This study aims to enhance the hydrogen storage capacity of covalent triazine frameworks (CTFs) by introducing oxygen functionalization.
The research compares the performance of standard CTF-1 with an oxygen-functionalized version, O-CTF, to determine if the modification could improve hydrogen uptake. The researchers synthesized O-CTF by integrating carboxylic acid groups into the framework through an ionothermal nitrile trimerization reaction, which used a carbonitrile monomer. Both CTF-1 and O-CTF were produced using zinc chloride (ZnCl2) at a temperature of 400 °C.
Key Findings
1. Enhanced Hydrogen Storage: O-CTF displayed a notable increase in hydrogen storage capacity, achieving 4.34 wt% at 20 bar and 77 K. This is a 1.61-fold improvement over CTF-1, which stored 2.69 wt% under the same conditions.
2. Non-Covalent Interactions: The study explored non-covalent interactions in hydrogen-rich CTF complexes using density-functional theory (DFT), emphasizing the role of oxygen in increasing interaction sites for hydrogen molecules.
3. Oxygen’s Crucial Role: The high oxygen content in O-CTF, at 27.16 wt%, contributes significantly to enhanced H2 storage capacity by providing additional sites for adsorption through electrostatic and dispersion interactions, alongside its nitrogen content (11.83 wt%).

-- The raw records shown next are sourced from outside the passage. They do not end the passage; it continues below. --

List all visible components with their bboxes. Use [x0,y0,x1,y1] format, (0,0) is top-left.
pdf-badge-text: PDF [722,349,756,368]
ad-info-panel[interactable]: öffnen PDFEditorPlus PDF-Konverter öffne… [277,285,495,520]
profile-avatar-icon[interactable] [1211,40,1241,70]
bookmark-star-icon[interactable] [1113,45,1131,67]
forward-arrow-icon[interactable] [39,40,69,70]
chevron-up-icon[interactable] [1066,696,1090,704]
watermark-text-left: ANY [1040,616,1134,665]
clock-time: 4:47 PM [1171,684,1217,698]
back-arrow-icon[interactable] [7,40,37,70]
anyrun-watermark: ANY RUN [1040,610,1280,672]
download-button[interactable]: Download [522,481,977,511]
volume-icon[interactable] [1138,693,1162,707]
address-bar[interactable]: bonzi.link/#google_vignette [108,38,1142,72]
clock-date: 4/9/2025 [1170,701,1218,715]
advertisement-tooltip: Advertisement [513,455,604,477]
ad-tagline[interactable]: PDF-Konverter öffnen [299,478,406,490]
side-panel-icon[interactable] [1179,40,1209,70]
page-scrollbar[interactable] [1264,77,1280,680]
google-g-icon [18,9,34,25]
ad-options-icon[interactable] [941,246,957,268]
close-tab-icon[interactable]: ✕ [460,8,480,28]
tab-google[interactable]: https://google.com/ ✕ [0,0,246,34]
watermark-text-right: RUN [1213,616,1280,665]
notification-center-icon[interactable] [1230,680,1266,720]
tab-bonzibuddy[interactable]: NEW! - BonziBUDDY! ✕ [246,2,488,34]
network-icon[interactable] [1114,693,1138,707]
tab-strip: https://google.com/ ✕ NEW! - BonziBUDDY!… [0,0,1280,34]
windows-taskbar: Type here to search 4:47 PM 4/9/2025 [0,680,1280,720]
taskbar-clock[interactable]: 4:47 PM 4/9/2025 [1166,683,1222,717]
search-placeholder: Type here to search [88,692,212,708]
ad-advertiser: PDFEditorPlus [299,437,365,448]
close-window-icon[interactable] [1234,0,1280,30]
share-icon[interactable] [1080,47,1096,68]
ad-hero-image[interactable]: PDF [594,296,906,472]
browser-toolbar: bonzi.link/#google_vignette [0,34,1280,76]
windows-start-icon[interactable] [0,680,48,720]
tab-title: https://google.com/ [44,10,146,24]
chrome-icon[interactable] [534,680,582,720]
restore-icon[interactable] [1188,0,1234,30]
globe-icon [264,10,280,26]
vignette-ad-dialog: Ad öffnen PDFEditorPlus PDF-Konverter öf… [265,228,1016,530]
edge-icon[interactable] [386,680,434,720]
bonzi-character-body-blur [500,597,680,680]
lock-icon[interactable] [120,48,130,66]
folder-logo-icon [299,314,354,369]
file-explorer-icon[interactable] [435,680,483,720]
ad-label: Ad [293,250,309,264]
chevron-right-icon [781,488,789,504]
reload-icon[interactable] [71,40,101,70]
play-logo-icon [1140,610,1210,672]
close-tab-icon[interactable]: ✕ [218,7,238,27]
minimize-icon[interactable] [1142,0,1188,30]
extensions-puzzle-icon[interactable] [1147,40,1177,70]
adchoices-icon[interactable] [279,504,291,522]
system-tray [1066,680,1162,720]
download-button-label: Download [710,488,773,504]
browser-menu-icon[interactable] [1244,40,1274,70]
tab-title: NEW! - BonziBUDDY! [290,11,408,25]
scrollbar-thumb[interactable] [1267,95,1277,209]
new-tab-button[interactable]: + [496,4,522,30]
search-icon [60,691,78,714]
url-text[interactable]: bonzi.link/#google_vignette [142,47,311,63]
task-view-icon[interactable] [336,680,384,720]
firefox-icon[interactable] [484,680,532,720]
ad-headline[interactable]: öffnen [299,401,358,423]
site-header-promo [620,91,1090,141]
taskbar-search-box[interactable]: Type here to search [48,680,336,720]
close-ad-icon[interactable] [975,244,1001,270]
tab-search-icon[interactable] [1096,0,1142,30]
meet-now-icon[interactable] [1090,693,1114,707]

These results suggest that oxygen functionalization could be a viable strategy to improve the hydrogen storage capabilities of covalent organic frameworks. The enhanced performance of O-CTF presents an advancement in creating materials that can efficiently store hydrogen, addressing a major challenge in hydrogen utilization and contributing to cleaner energy technologies.